- Humans begin to encode for categories and individuals at an early age.
- A new study shows that language, specifically naming conventions, plays a role in how infants' memories encode objects either within groups or as individuals.
- Even before we speak our first words, the way words are used around us begin to shape our representation of the world.
The human mind brims with fascinating mental tools. One such tool is our ability to perceive and categorize the world for both groups and individuals. Because we are so accustomed to our minds, that may not seem remarkable but it’s quite something. Even more remarkable, we develop this capacity at an incredibly young age.
Children understand, for example, that bunnies have long ears, fast feet, cotton-ball tails, and fluffy coats. But a child also understands that Sir Flops is both a bunny but an individual. He has a star-shaped patch on his rump, likes broccoli more than carrots, and enjoys a good scratch behind the ears. Children manage this distinction before they have acquired an encyclopedia’s worth of names and details to check and cross-reference to ensure proper mental categorization. But how?
Drs. Alexander LaTourrette and Sandra Waxman, psychologists at Northwestern University, have proposed that language, specifically naming conventions, determine how infants encode objects into memory—whether as part of a group or as an individual. Their new study, published in the Proceedings of the National Academy of Sciences, suggests they are on to something.
To test their hypothesis, LaTourrette and Waxman did what all good scientists do: set up an experiment. They enlisted the help of 77 infants, each between eleven-and-a-half and twelve-and-a-half months old, and trained them to recognize stuffed animals. They showed the infants a parade of stuffed animals and introduced them with a novel name.
During this training phase, the infants were divided into three groups. The first group, the consistent name group, was introduced to the stuffed animals with a single signifier. For example, even though the stuffed animals were a piglet, kitten, duckling, and panda, each one would be referred to as a “boff.”
The second group, the distinct name group, was also presented with the four stuffed animals. But this time, each one was given a unique signifier. The kitten would be called a “boff,” but the duckling an “etch,” the piglet an “arg,” and the panda a “dov.”
The third group was enlisted as the control. For this group, each stuffy introduction was paired with a monotone voice. This is because tone, unlike names, has been shown to not facilitate categorization.

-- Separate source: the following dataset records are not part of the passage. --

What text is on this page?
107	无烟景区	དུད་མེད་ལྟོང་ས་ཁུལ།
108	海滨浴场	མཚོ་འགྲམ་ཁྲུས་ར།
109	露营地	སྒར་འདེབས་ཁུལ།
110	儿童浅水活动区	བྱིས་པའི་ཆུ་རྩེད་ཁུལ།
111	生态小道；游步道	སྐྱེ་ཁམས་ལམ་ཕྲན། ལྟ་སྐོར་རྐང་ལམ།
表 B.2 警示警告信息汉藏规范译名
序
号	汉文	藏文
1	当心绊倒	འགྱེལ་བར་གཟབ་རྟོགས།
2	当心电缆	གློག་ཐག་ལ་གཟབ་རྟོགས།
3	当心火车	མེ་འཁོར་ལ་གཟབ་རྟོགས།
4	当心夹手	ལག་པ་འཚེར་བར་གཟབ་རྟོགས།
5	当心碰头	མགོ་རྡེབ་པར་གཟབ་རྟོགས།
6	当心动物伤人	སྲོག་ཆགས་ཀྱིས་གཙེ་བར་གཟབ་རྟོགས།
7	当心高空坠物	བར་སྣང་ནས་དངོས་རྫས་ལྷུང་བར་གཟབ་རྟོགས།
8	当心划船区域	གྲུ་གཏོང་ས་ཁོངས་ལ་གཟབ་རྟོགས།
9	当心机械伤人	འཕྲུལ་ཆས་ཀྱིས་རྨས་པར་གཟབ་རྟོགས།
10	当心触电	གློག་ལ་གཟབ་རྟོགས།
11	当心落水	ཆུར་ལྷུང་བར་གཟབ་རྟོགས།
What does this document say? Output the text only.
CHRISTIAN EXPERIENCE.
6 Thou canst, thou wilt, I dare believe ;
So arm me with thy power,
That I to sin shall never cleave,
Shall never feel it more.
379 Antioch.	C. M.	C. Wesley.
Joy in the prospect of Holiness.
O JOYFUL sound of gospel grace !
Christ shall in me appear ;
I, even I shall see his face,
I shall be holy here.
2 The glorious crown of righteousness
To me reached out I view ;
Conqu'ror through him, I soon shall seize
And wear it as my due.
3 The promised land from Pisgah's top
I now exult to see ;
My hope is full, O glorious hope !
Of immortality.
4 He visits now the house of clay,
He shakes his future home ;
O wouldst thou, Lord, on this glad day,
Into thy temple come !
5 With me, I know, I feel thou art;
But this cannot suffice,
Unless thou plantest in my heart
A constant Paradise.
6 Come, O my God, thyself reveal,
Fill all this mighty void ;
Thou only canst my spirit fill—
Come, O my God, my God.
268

The researchers’ goal was to determine how each naming convention encoded the stuffed animals within the infants’ memories over several training trials. When the stuffies were introduced as a “boff,” then the infants’ memories should encode them as a unified category. Like in our bunny example above, they would perceive the commonalities of “boffness”—big round eyes, soft fury, and cuddly tummies.
Conversely, when the stuffies were introduced by distinct labels, then the infants’ memories should encode for individuation. As with Sir Flops, they would perceive distinguishing features and tag those in their memory for later recall—etch has yellow fur and wings while arg sports pink fur and a snout.
Of course, LaTourrette and Waxman couldn’t ask the infants how they remembered their colorful compatriots. So, they utilized a recognition memory test to find out. The researchers reintroduced the infants to the stuffed animals from the previous training alongside a never-before-seen fuzzy friend. The researchers then recorded the children’s gazes.
They theorized that if infants stared equally at both “boffs,” then they recognized the commonalities between them and had encoded for a category. However, if the infants stared longer at the new toy, that indicated that the infant recognized the original object and was spending time memorizing the new, individualized, object.
That’s exactly what they found. Infants from the consistent name group stared at both stuffed animals for equal time, suggesting they recognized the commonalities at the expense of distinctive features. The distinct name group recognized the individuals more readily and turned their attention to the new stuffy. The control group only recognized the more recent stuffed animal.
“Our findings reveal a powerful and sophisticated effect of language on cognition in infancy: the way in which an object is named, as either a unique individual or a member of a category, influences how [twelve-month-old] infants encode and remember that object,” the researchers write. “Hearing a consistent name applied to a set of objects focuses infants on the commonalities among them, while hearing distinct names applied to the same objects focuses infants on the uniqueness of each object.”
The researchers expressed hope that their research would help cognitive psychologists gain a deeper understanding of how names influence people, from infancy to adulthood, in their conceptual representations. They also hope that this evidence opens further investigations, such as how familiar nouns (rather than novel names) influence infant representations.
They conclude, “Even a single naming episode can have a lasting impact, influencing how infants encode that object, represent it in memory, and remember it later.”